Os últimos 10 anos marcaram a região como um período de novos e diversos ataques às democracias latino-americanas, acompanhado de uma nova onda de ascensão de líderes de direita e extrema-direita. Em 2009, um golpe tirou o presidente Manuel Zelaya do poder em Honduras. Em 2012, Fernando Lugo foi deposto da presidência do Paraguai. Em 2015 foi instaurado o processo de impeachment à presidenta Dilma Rousseff no Brasil, que se concluiu em 2016 com a retirada da mesma do poder Executivo brasileiro. Em 2019, o presidente da Assembleia Nacional da Venezuela se autoproclama Presidente da República e passa a liderar o movimento para deposição do Presidente Nicolás Maduro, no momento em que o país enfrenta o pior momento de sua crise, sob eminente risco de uma intervenção militar estadunidense.

Todos os golpes recentes tiveram uma roupagem legislativa/judiciária, com forte influência e manipulação das massas, protagonizadas por uma oposição de direita que acaba por assumir os poderes desses países logo na sequência. Polarizações políticas e sérias crises de representatividade são uma realidade em toda a região e muitos dos direitos humanos conquistados ou resgatados durante a onda rosa estão sob sérias ameaças.

Diante de todas as reflexões aqui trazidas, conclui-se de maneira sintética que:

1. A América Latina só é lida como um grande conjunto de países por seu passado colonial comum.

2. Tal passado não foi totalmente deixado para trás, visto que a democracia e os modelos institucionais aqui desenvolvidos são inspirados nos moldes coloniais.

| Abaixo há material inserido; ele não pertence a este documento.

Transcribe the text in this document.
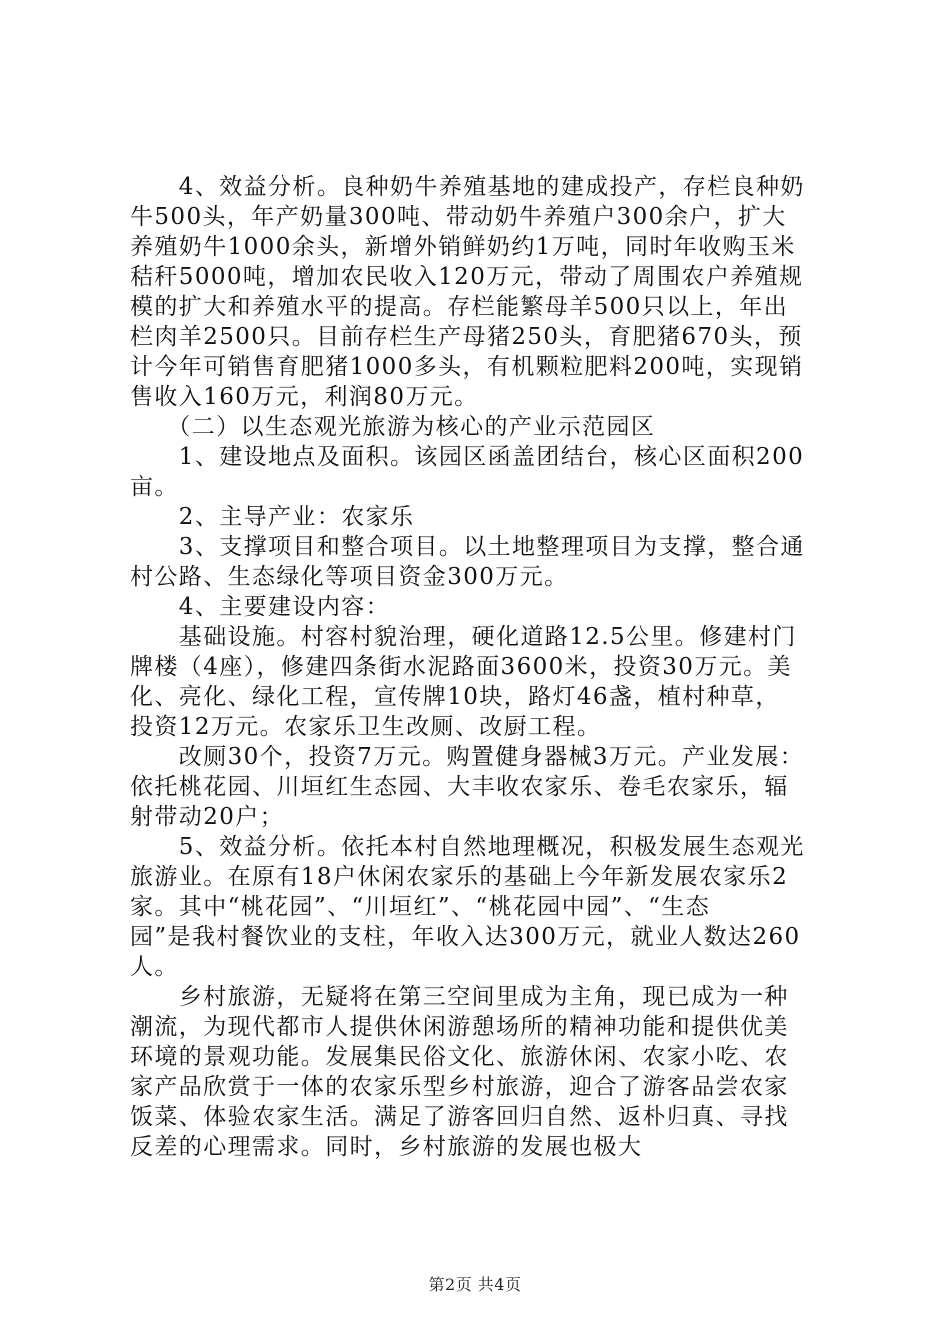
　　4、效益分析。良种奶牛养殖基地的建成投产，存栏良种奶
牛500头，年产奶量300吨、带动奶牛养殖户300余户，扩大
养殖奶牛1000余头，新增外销鲜奶约1万吨，同时年收购玉米
秸秆5000吨，增加农民收入120万元，带动了周围农户养殖规
模的扩大和养殖水平的提高。存栏能繁母羊500只以上，年出
栏肉羊2500只。目前存栏生产母猪250头，育肥猪670头，预
计今年可销售育肥猪1000多头，有机颗粒肥料200吨，实现销
售收入160万元，利润80万元。
　　（二）以生态观光旅游为核心的产业示范园区
　　1、建设地点及面积。该园区函盖团结台，核心区面积200
亩。
　　2、主导产业：农家乐
　　3、支撑项目和整合项目。以土地整理项目为支撑，整合通
村公路、生态绿化等项目资金300万元。
　　4、主要建设内容：
　　基础设施。村容村貌治理，硬化道路12.5公里。修建村门
牌楼（4座），修建四条街水泥路面3600米，投资30万元。美
化、亮化、绿化工程，宣传牌10块，路灯46盏，植村种草，
投资12万元。农家乐卫生改厕、改厨工程。
　　改厕30个，投资7万元。购置健身器械3万元。产业发展：
依托桃花园、川垣红生态园、大丰收农家乐、卷毛农家乐，辐
射带动20户；
　　5、效益分析。依托本村自然地理概况，积极发展生态观光
旅游业。在原有18户休闲农家乐的基础上今年新发展农家乐2
家。其中“桃花园”、“川垣红”、“桃花园中园”、“生态
园”是我村餐饮业的支柱，年收入达300万元，就业人数达260
人。
　　乡村旅游，无疑将在第三空间里成为主角，现已成为一种
潮流，为现代都市人提供休闲游憩场所的精神功能和提供优美
环境的景观功能。发展集民俗文化、旅游休闲、农家小吃、农
家产品欣赏于一体的农家乐型乡村旅游，迎合了游客品尝农家
饭菜、体验农家生活。满足了游客回归自然、返朴归真、寻找
反差的心理需求。同时，乡村旅游的发展也极大
第2页 共4页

3. Essas democracias, além de jovens, ainda são frágeis e têm vivido vários períodos de instabilidade e ameaças.

4. Regimes democráticos sob ameaça, suspensos e/ou vulneráveis e Estados negligentes às questões sociais, e coniventes com a manutenção das desigualdades existentes, acabam se tornando os maiores violadores de Direitos Humanos na prática.

Apesar de o conceito moderno e liberal de Direitos Humanos não contemplar todas as necessidades latino-americanas, de não ler todos os níveis e facetas da desigualdade e pobreza peculiares à região e à sua realidade pós-colonial, os movimentos sociais e de ativismo na região latino-americana seguem resistindo, usando suas próprias ferramentas e metodologias de luta e resistência, em meio a contextos repressores, conservadores e fascistas. Os Estados não farão pelo povo, se o povo não reivindicar suas pautas, necessidades e direitos. Portanto, é necessário que cada vez mais as pessoas se preocupem com a manutenção e a garantia dos mesmos. A educação e o acesso à informação de qualidade podem ser um caminho possível.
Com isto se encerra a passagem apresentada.